Defending information and operations from threats requires that IT organizations proactively identify leaks, such as unsecured routers exposed to the Internet or open links to former business partners.   Lumeta's IPsonar reveals all unauthorized connections, identifying whether access is outbound, inbound or both. The solution:

• Pinpoints forwarding and filtering devices, enabling IT staff to assure these resources are in compliance with security policy
• Flags inbound and outbound connectivity to secure zones, such as those developed to protect customer data or carry sensitive communications
• Identifies resources a "hop" beyond the network, showing executives which organizations they are connected to
• Spots hard-to-find leaks such as unauthorized Cable/DSL routers, multi-homed servers, and NAT/PAT proxies that covertly forward network traffic

Device Fingerprint Discovery

Assessing risk requires more than a census of assets and their interdependencies. To determine whether assets are non-compliant or vulnerable to a specific threat, IT organizations must understand their attributes, such as a server's OS or whether a device or host has a particular service enabled.

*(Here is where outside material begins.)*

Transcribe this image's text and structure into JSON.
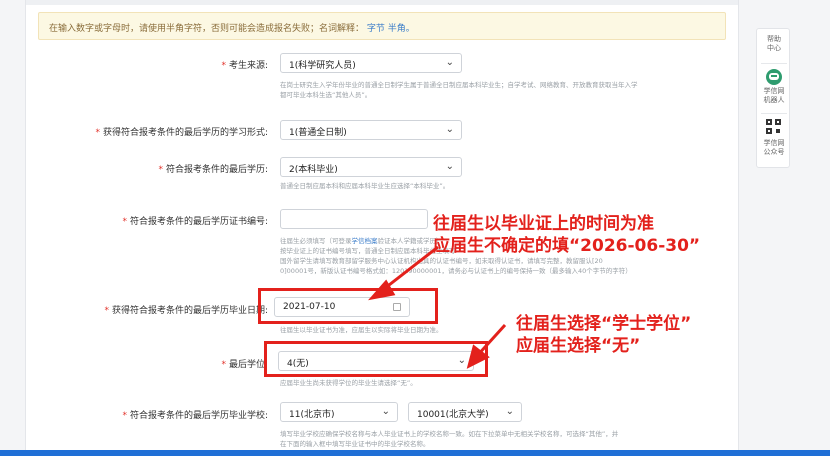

Fingerprinting capabilities within Lumeta's IPsonar achieve this, detecting services, wireless access points and operating system information - without disrupting asset operations. Fingerprinting is an important complement t o leak discovery, prioritizing vulnerability and patch management efforts to vulnerable devices that have exposure to the Internet. IPsonar:

• Identifies Internet services and proprietary IP applications active on hosts and devices, pinpointing resources for which tested ports are active
• Flags improperly secured wireless access points for remediation - improving security without requiring staff to scan airwaves or deploy antennae-based monitors
• Determines which operating systems network devices are running
• Extracts information from standard packets (ICMP echo requests and high-port UDP packets); no application-layer transactions
• Facilitates consolidation by noting devices that run network-based services, such as printers, network-based faxes and storage appliances
• Exports details to security tools, optimizing host-level vulnerability assessments and accelerating patch management

Multi-tier Enterprise Architecture

Because it is a network appliance, Lumeta's IPsonar requires no installation or disruption to operations in order to completely scan a network - no matter how far-flung or numerous the resources are.

• Sensors. Accurate, complete network scanning is achieved through the use of network entry points called Sensors. These entry points are portable, providing flexibility to address even the most fast-changing networks.
• Scan Servers. These resources are positioned at appropriate points in the network to assure that business applications and even the lowest-speed network links are unaffected by IPsonar network traffic. Multiple scans can be run simultaneously.
• Report Servers . Functioning as the data repository, Report Servers separate report generation from scanning to further reduce IPsonar’s operational footprint. A single remote Report Server can support multiple Scan Servers.

All appliances use a pre-loaded, hardened configuration to simplify and assure security. Communication between appliances is via HTTPS (SSL) and available in several configurations, so that no changes to firewalls or network access control are required. IPsonar’s User Interface support signed digital certificates.